Monday, August 31, 2009

Family News in Brief -- April ’09

My wife and I attracted a talker at a neighborhood eatery earlier this month, and we couldn’t break away. Individually and as a couple, my wife and I often draw in talkers. “It’s like there’s a sign on my head that says, ‘Talk to me, and don’t let me get a single word in,’” said my wife. The recent talker, who talked and talked and talked and talked, started talking about the lovely weather after my wife and I said, “Good afternoon,” and then he transitioned into various subject matter, such as the University of Florida Gators and how they were the first football team to test Gatorade. My wife and I also learned that the Greek word “gymnasium” means “to exercise naked.” Did you know that the longest movie title in the world is 1991’s “Night of the Day of the Dawn of the Son of the Bride of the Return of the Terror?” Eventually, the talker made a crucial mistake. He left a tiny gap in the one-sided conversation, and my wife and I took advantage and told him we had to go.

On Sunday in my backyard, my 5-year-old son started laughing and couldn’t stop. My impression of a tiring bumblebee set the kid off. “It’s not funny anymore, but I can’t stop laughing,” my boy said 20 minutes into his laughing fit. Health officials said that while most laughter typically peaks in the summer months, it’s not uncommon for kids to begin laughing really hard in the spring. The real oddity in the laughter, however, according to sources, is that recent studies show that laughing fits have declined in the last six months due to a downward-spiraling economy. “The boy is lucky to be laughing at all,” said Dr. Luger P. Hart, a Southern California doctor of humor as medicine, “even if it’s inhibiting his breathing.” My boy has since lost all color in his face, and the constant flexing of his abdominal muscles during the laughing fit resulted in an “ab six-pack” that any body builder would be proud to show off.

Jewelry makers still haven’t produced a stable bracelet clasp that’s easy to hook together, and I’ve about had it.

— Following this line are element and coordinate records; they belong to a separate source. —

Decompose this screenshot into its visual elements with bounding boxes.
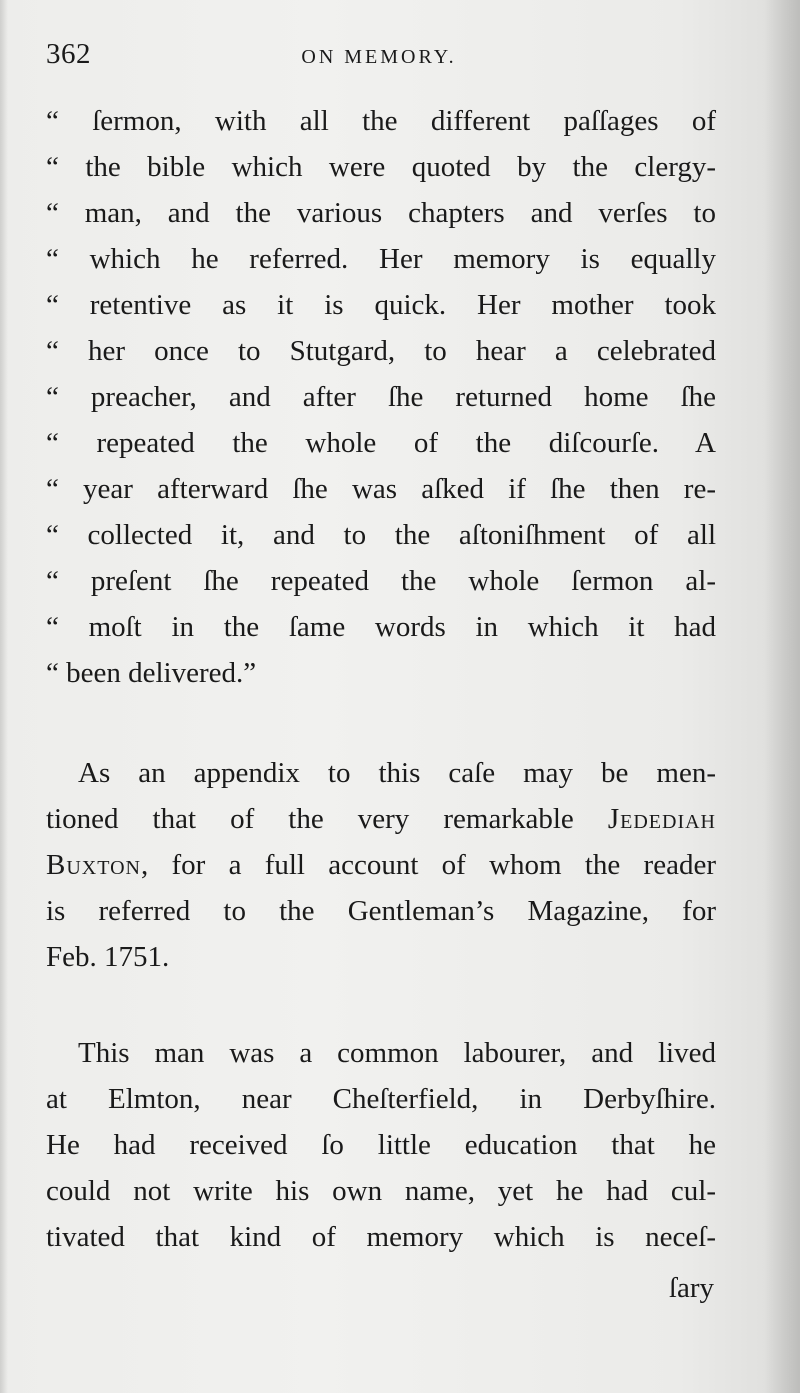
text-line: He had received ſo little education that he [46, 1129, 716, 1161]
quoted-passage [46, 98, 716, 696]
text-line: “ retentive as it is quick. Her mother took [46, 289, 716, 321]
text-line: Feb. 1751. [46, 941, 170, 973]
text-line: tivated that kind of memory which is neceſ- [46, 1221, 716, 1253]
text-line: at Elmton, near Cheſterfield, in Derbyſhire. [46, 1083, 716, 1115]
person-name: Buxton [46, 849, 141, 881]
text-line: “ the bible which were quoted by the clergy- [46, 151, 716, 183]
text-line: “ year afterward ſhe was aſked if ſhe then re- [46, 473, 716, 505]
running-head: ON MEMORY. [301, 46, 457, 68]
text-line: “ man, and the various chapters and verſes to [46, 197, 716, 229]
text-line: could not write his own name, yet he had cul- [46, 1175, 716, 1207]
text-line: “ repeated the whole of the diſcourſe. A [46, 427, 716, 459]
line-text: tioned that of the very remarkable [46, 803, 608, 835]
line-text: , for a full account of whom the reader [140, 849, 716, 881]
paragraph-appendix [46, 750, 716, 980]
catchword: ſary [668, 1272, 714, 1304]
text-line: “ preacher, and after ſhe returned home ſhe [46, 381, 716, 413]
page-number: 362 [46, 38, 91, 70]
text-line: “ her once to Stutgard, to hear a celebrated [46, 335, 716, 367]
person-name: Jedediah [607, 803, 716, 835]
text-line: “ moſt in the ſame words in which it had [46, 611, 716, 643]
text-line: is referred to the Gentleman’s Magazine, for [46, 895, 716, 927]
text-line [46, 796, 716, 842]
text-line: As an appendix to this caſe may be men- [78, 757, 716, 789]
text-line: This man was a common labourer, and lived [78, 1037, 716, 1069]
paragraph-labourer [46, 1030, 716, 1260]
text-line: “ ſermon, with all the different paſſages of [46, 105, 716, 137]
text-line: “ been delivered.” [46, 657, 257, 689]
text-line: “ preſent ſhe repeated the whole ſermon al- [46, 565, 716, 597]
text-line: “ which he referred. Her memory is equally [46, 243, 716, 275]
text-line: “ collected it, and to the aſtoniſhment of all [46, 519, 716, 551]
page-header [46, 38, 712, 78]
text-line [46, 842, 716, 888]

According to sources, the toggle bar clasps are “girly” and “come apart easily.” Consumers say the magnetic clasp is a good idea, but it too comes apart easily. The traditional clasps on bracelets, experts suggest, are still the best jewelry clasps -- though some people may disfigure the jewelry before ever coming close to hooking it together. “We can track our friends’ precise locations via Google and cell phone technology, but we can’t invent a bracelet clasp that’s easy to put on and that holds together,” I said in a statement yesterday. “Since I got a medical I.D. bracelet (which indicates my heart condition), I must allow an extra two hours each morning to wrestle with the clasp. I suppose I could tattoo my heart condition on my forehead.”

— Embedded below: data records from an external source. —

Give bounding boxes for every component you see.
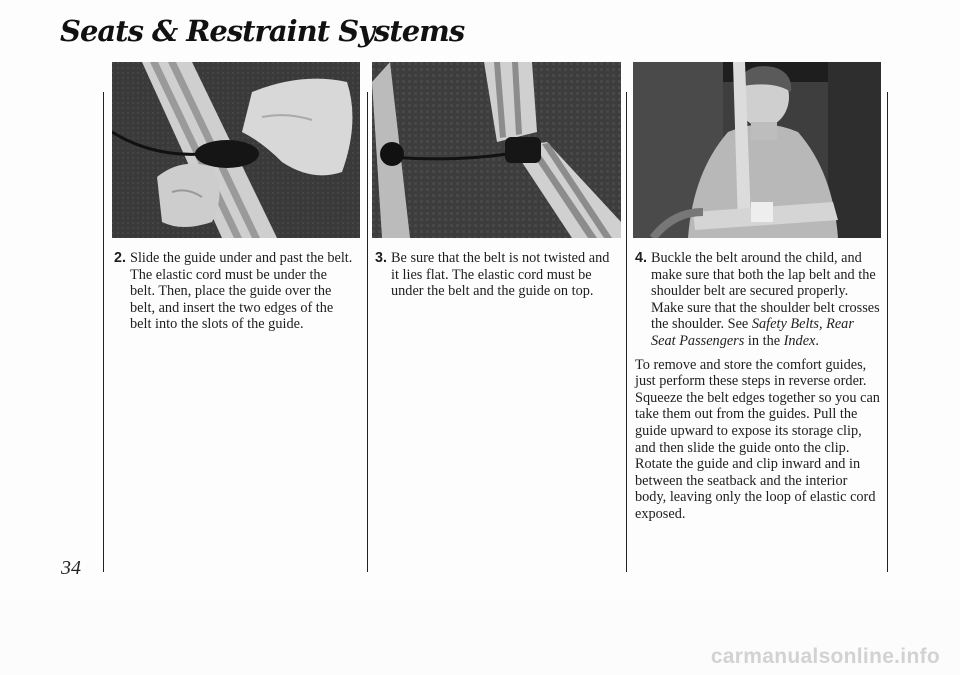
column-2-text xyxy=(375,250,613,300)
column-divider-1 xyxy=(367,92,368,572)
step-number: 2. xyxy=(114,250,126,266)
index-word: Index xyxy=(783,332,816,349)
right-margin-rule xyxy=(887,92,888,572)
column-1-text xyxy=(114,250,354,333)
step-text: Slide the guide under and past the belt. The elastic cord must be under the belt. Then, place the guide over the belt, and insert the two edges of the belt into the slots of the guide. xyxy=(130,250,353,333)
step-text xyxy=(651,250,880,349)
column-divider-2 xyxy=(626,92,627,572)
left-margin-rule xyxy=(103,92,104,572)
photo-belt-flat xyxy=(372,62,621,238)
step-number: 4. xyxy=(635,250,647,266)
step-text-start: Buckle the belt around the child, and make sure that both the lap belt and the shoulder belt are secured properly. Make sure that the shoulder belt crosses the shoulder. See xyxy=(651,250,880,333)
step-number: 3. xyxy=(375,250,387,266)
photo-child-buckled xyxy=(633,62,881,238)
step-4 xyxy=(635,250,880,350)
illustration-guide-insertion xyxy=(112,62,360,238)
step-text-mid: in the xyxy=(744,332,784,349)
step-3 xyxy=(375,250,613,300)
column-3-text xyxy=(635,250,880,523)
watermark: carmanualsonline.info xyxy=(710,645,940,668)
photo-hands-sliding-guide xyxy=(112,62,360,238)
step-2 xyxy=(114,250,354,333)
illustration-belt-guide-top xyxy=(372,62,621,238)
step-text: Be sure that the belt is not twisted and it lies flat. The elastic cord must be under the belt and the guide on top. xyxy=(391,250,610,300)
index-reference: Safety Belts, Rear Seat Passengers xyxy=(651,316,854,349)
page-number: 34 xyxy=(61,557,81,579)
step-text-end: . xyxy=(815,332,819,349)
illustration-child-with-belt xyxy=(633,62,881,238)
page-title: Seats & Restraint Systems xyxy=(60,14,465,48)
storage-instructions: To remove and store the comfort guides, just perform these steps in reverse order. Squeeze the belt edges together so you can take them out from the guides. Pull the guide upward to expose its storage clip, and then slide the guide onto the clip. Rotate the guide and clip inward and in between the seatback and the interior body, leaving only the loop of elastic cord exposed. xyxy=(635,356,880,522)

On Easter Sunday, my family drove down to Orange County to visit my wife’s relatives, and my 5-year-old son forgot to go potty before we left. As we pulled out of the driveway, I asked my wife if she took our boy potty. She said she thought I took him. “Did you go potty recently?” I asked my son. “Yeah,” he said. “Do you know what ‘recently’ means?” I asked. “No,” he said. After learning a new word for the day, my son ensured me that he did, in fact, recently go to the bathroom. About 20 minutes into the trip, stuck in bumper-to-bumper freeway traffic with no exit for another 5 miles (which translates to three hours of traffic in Southern California), my son announced that he had to go to the bathroom really bad. Soon after, I discovered Scotchgard isn’t bulletproof.